Trop riches pour être exploitées dans un simple article de presse, les données apportent un éclairage inédit sur la crise puisqu’on apprend que contrairement aux idées reçues, la Libye a toujours constitué un sujet d’intérêt majeur pour l’Union européenne, et pas seulement les pays méridionaux, riverains de la mer Méditerranée (France, Italie, Grèce, Malte).

Les appréciations des 705 parlementaires européens quant à leur perception de la situation et le rôle qu’ils entendent jouer, en vue de la stabilisation politique due au relatif respect du cessez-le-feu acté en octobre dernier, apportent ainsi une vision originale sur la situation complexe de ce pays.

Face au risque terroriste, les députés européens ont exprimé une forte inquiétude à l’égard du contexte actuel. 81% le jugent d’ailleurs très préoccupant et c’est pour cela que 58% d’entre eux estiment que les autorités doivent orienter leurs efforts sur la lutte contre le terrorisme.

« Ce sondage est particulièrement instructif à plus d’un titre. Il conforte ainsi l’idée que la normalisation institutionnelle et politique viendra, en Libye, d’une incarnation et personnification du pouvoir qui a été l’objet, jusqu’ici, de guerres fratricides entre Libyens et aussi – et peut-être surtout – d’importation des conflits d’acteurs extérieurs, qu’ils soient le fait de voisins ayant leur propre agenda libyen (Algérie, Égypte…), ou ceux qui subissent les conséquences et affres d’un conflit qui aura fait plusieurs dizaines de milliers de victimes et provoqué le départ de centaines de milliers de libyens de leur pays, depuis 2011, vers les pays limitrophes (Tunisie, Tchad, Niger, Soudan…) ; ou encore, d’acteurs impliqués plus éloignés faisant de la Libye, le théâtre d’opérations de leurs propres griefs géopolitiques », explique Loïc Tribot La Spiere , le délégué général du Centre d’Etude et de Prospective Stratégique.

Sur le terrain, depuis la chute du régime de Mouammar Kadhafi en 2011, aucune des forces en présence n’est parvenue à prendre le contrôle de l’ensemble du territoire libyen, éclaté sous la mainmise de multiples groupes armés.
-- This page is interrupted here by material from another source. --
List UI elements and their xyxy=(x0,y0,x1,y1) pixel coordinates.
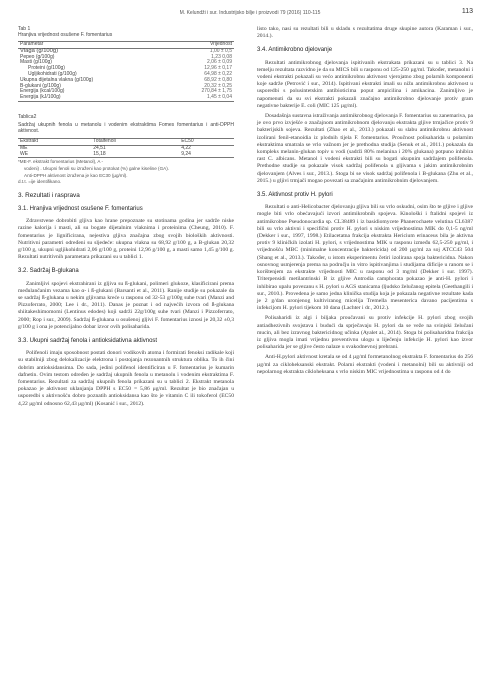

Cette situation explosive a débouché en 2014 sur le déclenchement d’une guerre civile.

Plus grave encore, les services secrets de nombreux pays, aussi bien occidentaux (France, Grande-Bretagne, Italie …) qu’arabes (Égypte, Émirats auxquels on peut ajouter la Turquie) ont joué un rôle néfaste en apportant un soutien à telles ou telles factions rivales. Maintenant que les députés européens eux-mêmes s’accordent à reconnaître qu’il faut tout faire pour éviter que le pays ne devienne une « seconde Syrie », l’espoir reste permis.